NFT for Art, Music: What Is Non-Fungible Token Cryptocurrency?
In 2008, the year Kings of Leon dominated airwaves with one-two punch of ”Sex on Fire” and “Use Somebody,” a mysterious figure named Satoshi Nakamoto appeared online with an obscure idea for the first-ever truly digital form of money: bitcoin. More than twelve years later, the Southern Rock band is now trying to use the hot technology at the core of cryptocurrencies to re-ignite their career, in what tech boosters say could make for a revolution in how artists sell their work and support themselves.
The technology is called an NFT, short for a non-fungible token, a cryptocurrency that’s basically a certificate of authenticity. What makes them so interesting — or “nifty,” as its backers like to say — is that the tokens can be attached to just about anything, like digital artwork, videos, or other exclusives for an artist’s fanbase. Kings of Leon, for instance, are bundling their album with an exclusive NFT that gives the buyer four front-row seats and a heap of merch and other perks.
That the emergence of this game-changing technology came during the pandemic is no accident. Artists haven’t been able to sell their works in galleries, and musicians who relied on touring revenue are scraping by from meager streaming royalties. Behind the NFT is the blockchain, an unhackable digital spreadsheet that logs a record of sales and ownership, and can cut out middlemen like labels or agents who typically control distribution and promotion. But its detractors have also pointed out that cryptocurrencies often don’t live up to the hype. “Even with this, 99 percent of the artists are still going to starve,” Mark Cuban, the Shark Tank investor and owner of the Dallas Mavericks, said during a livestream on Tuesday. “But the difference is the gatekeepers have changed.”
What exactly are NFTs, and what do they mean for the future of creative industries?
While technophobic art fans might be wondering where the token is, the important word here is “fungible,” an uptown word for “replaceable.” For instance, paper money is fungible because, if a friend owes you $20, she can give you back another $20 bill, not that exact $20 bill. NFTs, on the other hand are basically limited-edition digital assets that come pinned to another piece of artwork, be it an image or a piece of music. If a consumer buys an NFT directly from an artist, the buyer essentially gets the reassurance and bragging right that what they own is a literal one-of-a-kind work.
The hype around this particular cryptocurrency has exploded during the last few weeks as buyers have flooded the unregulated NFT markets with billions of dollars, hoping to strike it rich. Cuban has touted them as the future of digital commerce. The artist Beeple used an NFT to sell a piece of digital artwork, a jpeg called “Everydays — The First 5000 Days,” for a record $69.3 million at a Christie’s auction. Twitter CEO Jack Dorsey sold his first tweet with an NFT for $2.5 million in a charity auction. The NBA has gotten in the game with Top Shots, tokens bundled with collectible video “moments” like a LeBron James dunk, that are selling for hundreds of thousands of dollars. And in one stunt earlier in March, a tech company filmed the burning of a rare $95,000 Banksy print — and then sold the video of the art’s destruction through an NFT for four times the artwork’s original value.
These NFTs are bought and sold on the same idea that baseball cards and stamps can reach nose-bleed valuations even though you can download copy of an “Inverted Jenny” for free. In other words, it’s not just about being have access to it, it’s about owning something no one else does, something original. What makes it new is that these assets were never physical to begin with — and in the case of the burned Banksy, might not even exist at all.

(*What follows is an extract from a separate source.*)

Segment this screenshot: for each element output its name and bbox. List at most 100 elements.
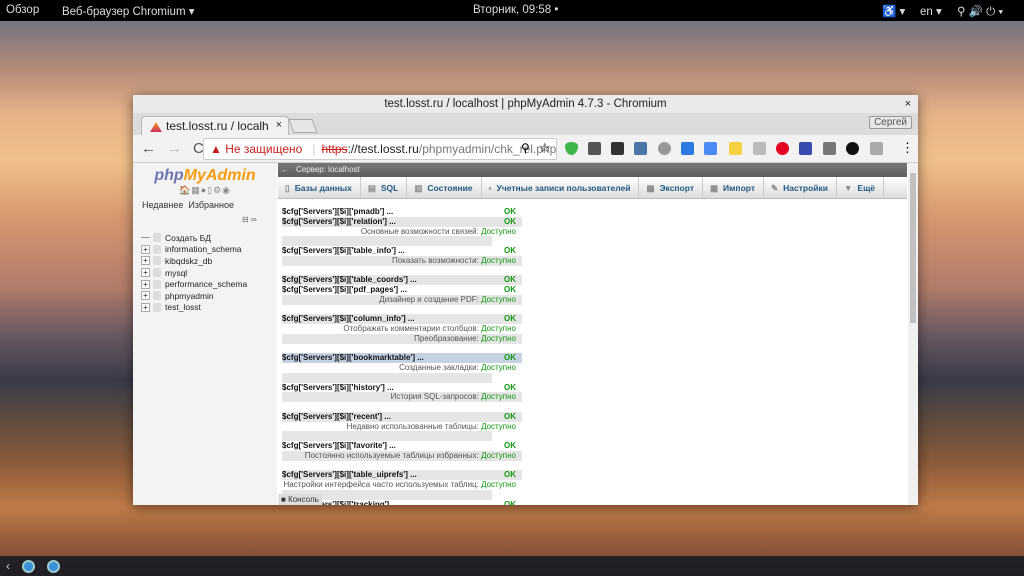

In all these cases, what the buyer gets is the satisfaction of owning the NFT — not the exclusive rights to experience the object. In fact, the value of the clips or art that come doesn’t necessarily have anything to do with the token. The guy who buys the video of the King James play doesn’t own the copyright of the footage, and can’t collect royalties if it’s used in a highlight reel — something that would make the clip valuable to whoever owns the copyright. The video of the burning Banksy is likewise free to watch. But NFTs can be sold to somebody else, potentially for huge profits. In fact, some of the NBA Top Shot moments that sold for a few bucks just a few months ago are already selling for thousands of times more.
Is this a bubble?
Yeah, probably. The euphoria around NFTs resemble the precipitous rise of another bitcoin-like money raising scheme called Initial Coin Offerings, which blockchain enthusiasts touted as the future of fundraising for small businesses. Barely-there business of sketchy provenance quickly raised huge sums of money, but soon federal regulators cracked down and the Justice Department started suing for fraud.
There are differences, though. In a way, NFTs are a total mirrorworld of how we’ve thought about art in the age of digital reproduction. What’s valuable isn’t the art, which can be endlessly copies and manipulated. It’s the vessel that it comes with. It’s as if someone buys a Picasso in order to get the frame it came with, or gets an album because the vinyl itself will be worth money.
There’s still a long way to go in ironing out the technology, which can be slow and clunky, and even figuring out where it would be most useful. Stunts aside, the idea behind NFTs is a recognition that an increasing amount of what we value in the world is entirely digital and never really “existed” in the first place.